Whilst we are once again called to see Ian in Marco Polo as the action hero (perhaps most notably having them face off in the chess scene) we also see his total obliviousness to what is really happening around him. Whilst he is willing to accept advanced technology as possible, he cannot seem to really fathom why stealing someone else’s home for his own ends would upset them so much. The journal entries1 help us to understand him better and it is not a flattering portrait in the slightest.

This is most particularly not helped by what we see of Tegana. Now, we have to accept that Marco does not see the scheming we see so he cannot be familiar to us as an audience. However, I think we are supposed to hear him declaring himself in Tegana’s debt as a sign of his lack of awareness of the true motivations of those around him. Marco certainly appears less as the desperate schemer he first appeared as in The Roof of The World, and instead more of a self-deluded fool.2

Tegana, however, continues to be a clever schemer. Whilst his hints to us as the audience may be rather on the nose3, we cannot deny his work appears to be rather effective. The caravan does indeed appear to be slowing down from the poison. The water stores are gone and there does not appear to be hope of reaching them. And, whilst I presume The Doctor is not actually going to die at this moment , the fact that the Doctor has now collapsed shows what dire straits they are in. Even the scenery for the oasis looks so desolate and hopeless. Rather than the violent immediate death all around the travellers we have seen in the previous stories, slow creeping death from thirst looks to be their fate at this moment.

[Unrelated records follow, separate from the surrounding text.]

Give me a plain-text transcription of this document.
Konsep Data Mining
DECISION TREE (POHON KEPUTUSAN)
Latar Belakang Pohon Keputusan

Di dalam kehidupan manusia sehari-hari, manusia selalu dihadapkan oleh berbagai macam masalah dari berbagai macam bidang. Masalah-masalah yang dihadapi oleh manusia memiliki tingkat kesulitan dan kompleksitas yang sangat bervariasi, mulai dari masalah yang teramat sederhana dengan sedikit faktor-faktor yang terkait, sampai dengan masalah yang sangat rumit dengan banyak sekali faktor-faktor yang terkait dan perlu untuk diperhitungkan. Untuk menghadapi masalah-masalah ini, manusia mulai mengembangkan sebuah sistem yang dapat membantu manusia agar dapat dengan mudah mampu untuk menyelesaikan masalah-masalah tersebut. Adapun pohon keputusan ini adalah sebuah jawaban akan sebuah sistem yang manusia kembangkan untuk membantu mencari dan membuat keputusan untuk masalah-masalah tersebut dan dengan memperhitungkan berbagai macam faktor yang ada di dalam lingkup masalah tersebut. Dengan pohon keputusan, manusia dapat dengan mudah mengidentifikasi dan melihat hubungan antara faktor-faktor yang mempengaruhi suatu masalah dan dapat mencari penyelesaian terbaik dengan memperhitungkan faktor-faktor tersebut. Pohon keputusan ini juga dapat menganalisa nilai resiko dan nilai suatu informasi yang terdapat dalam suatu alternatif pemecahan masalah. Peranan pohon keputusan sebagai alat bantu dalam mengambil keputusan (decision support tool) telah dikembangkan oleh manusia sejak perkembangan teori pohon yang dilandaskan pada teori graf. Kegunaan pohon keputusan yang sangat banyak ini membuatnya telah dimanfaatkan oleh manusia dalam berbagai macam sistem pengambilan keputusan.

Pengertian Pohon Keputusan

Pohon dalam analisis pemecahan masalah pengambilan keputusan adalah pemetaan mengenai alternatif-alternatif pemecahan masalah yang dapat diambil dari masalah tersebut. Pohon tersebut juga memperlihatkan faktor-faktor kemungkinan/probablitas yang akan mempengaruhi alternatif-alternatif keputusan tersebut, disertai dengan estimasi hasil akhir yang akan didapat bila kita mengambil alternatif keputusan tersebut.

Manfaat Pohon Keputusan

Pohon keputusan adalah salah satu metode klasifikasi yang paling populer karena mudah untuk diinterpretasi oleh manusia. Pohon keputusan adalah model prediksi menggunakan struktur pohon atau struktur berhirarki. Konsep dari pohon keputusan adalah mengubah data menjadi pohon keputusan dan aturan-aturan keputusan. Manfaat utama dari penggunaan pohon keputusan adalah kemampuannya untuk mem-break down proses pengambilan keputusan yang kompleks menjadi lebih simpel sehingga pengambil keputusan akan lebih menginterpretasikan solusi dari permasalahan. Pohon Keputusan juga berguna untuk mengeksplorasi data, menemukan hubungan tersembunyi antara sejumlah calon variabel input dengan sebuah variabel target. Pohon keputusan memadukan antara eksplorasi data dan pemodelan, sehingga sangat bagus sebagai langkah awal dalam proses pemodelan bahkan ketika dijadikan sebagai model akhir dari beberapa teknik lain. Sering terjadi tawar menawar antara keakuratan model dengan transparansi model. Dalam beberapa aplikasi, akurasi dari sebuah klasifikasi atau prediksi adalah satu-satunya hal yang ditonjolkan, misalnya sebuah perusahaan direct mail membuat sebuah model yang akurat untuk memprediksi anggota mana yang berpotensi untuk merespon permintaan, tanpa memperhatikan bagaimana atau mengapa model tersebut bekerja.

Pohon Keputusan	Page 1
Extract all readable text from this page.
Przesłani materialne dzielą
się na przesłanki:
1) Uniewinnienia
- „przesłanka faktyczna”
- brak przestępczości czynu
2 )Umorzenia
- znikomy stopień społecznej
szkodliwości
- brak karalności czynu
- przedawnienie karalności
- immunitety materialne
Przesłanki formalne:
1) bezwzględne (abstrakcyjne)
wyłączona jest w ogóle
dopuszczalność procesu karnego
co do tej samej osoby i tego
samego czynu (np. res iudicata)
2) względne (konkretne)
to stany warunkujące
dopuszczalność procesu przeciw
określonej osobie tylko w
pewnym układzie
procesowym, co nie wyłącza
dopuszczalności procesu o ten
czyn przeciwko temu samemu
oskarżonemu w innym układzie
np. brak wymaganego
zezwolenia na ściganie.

Kököchin, Polo escorted before returning to Europe. However, this appears to only be a jumping on point for the narrative which means we should really be considering her as an independent character.

That then leads us to Susan who gets some real highlights. Whilst the rest of the travellers get little to do Susan is really able to articulate the sense of loss with the theft of the TARDIS. She is so frustrated that no one is doing anything to solve it. It takes Barbara to console her but even then you can sense the sadness in her.

Yet it seems not to be Barbara that really helps her as much, it seems to be her friendship with Ping-Cho. They stay up all night and continue to realise how similar they are in their loneliness. Susan is able to tell Ping-Cho about the seas of Venus, whilst Susan has never seen a moonlit night. They are able to introduce these new things to each other. Even Susan telling her 1960s slang and getting enjoyment out of being able to share almost this secret language with each other.

So we have here our allies and enemies forming on the road. Susan and The Doctor getting into the TARDIS at the end but also The Doctor has collapsed so does not seem well enough to repair or operate it. Where this road is going we cannot know but it continues to be one worth taking.

1These are interesting choices in and of themselves as they are so different from the actual entries in the eventual travels. A standard entry goes:

Travelling X miles you reach the city of Y under the rule of Z and which currency they use. In this place there are these religious groups. The items they have to trade are as follows…. There is nothing else of note here.

The actual thoughts and feelings of Marco Polo remain largely absent (other than his amazement at things we now take for granted like coal or tattoos).

2The only time we have got this previously was with Susan in Time and Relative and we can definitely contrast her lack of confidence with Marco’s self importance.

3“Marco, can you save your King?” Now what possible double meaning could that have? I can’t possibly imagine!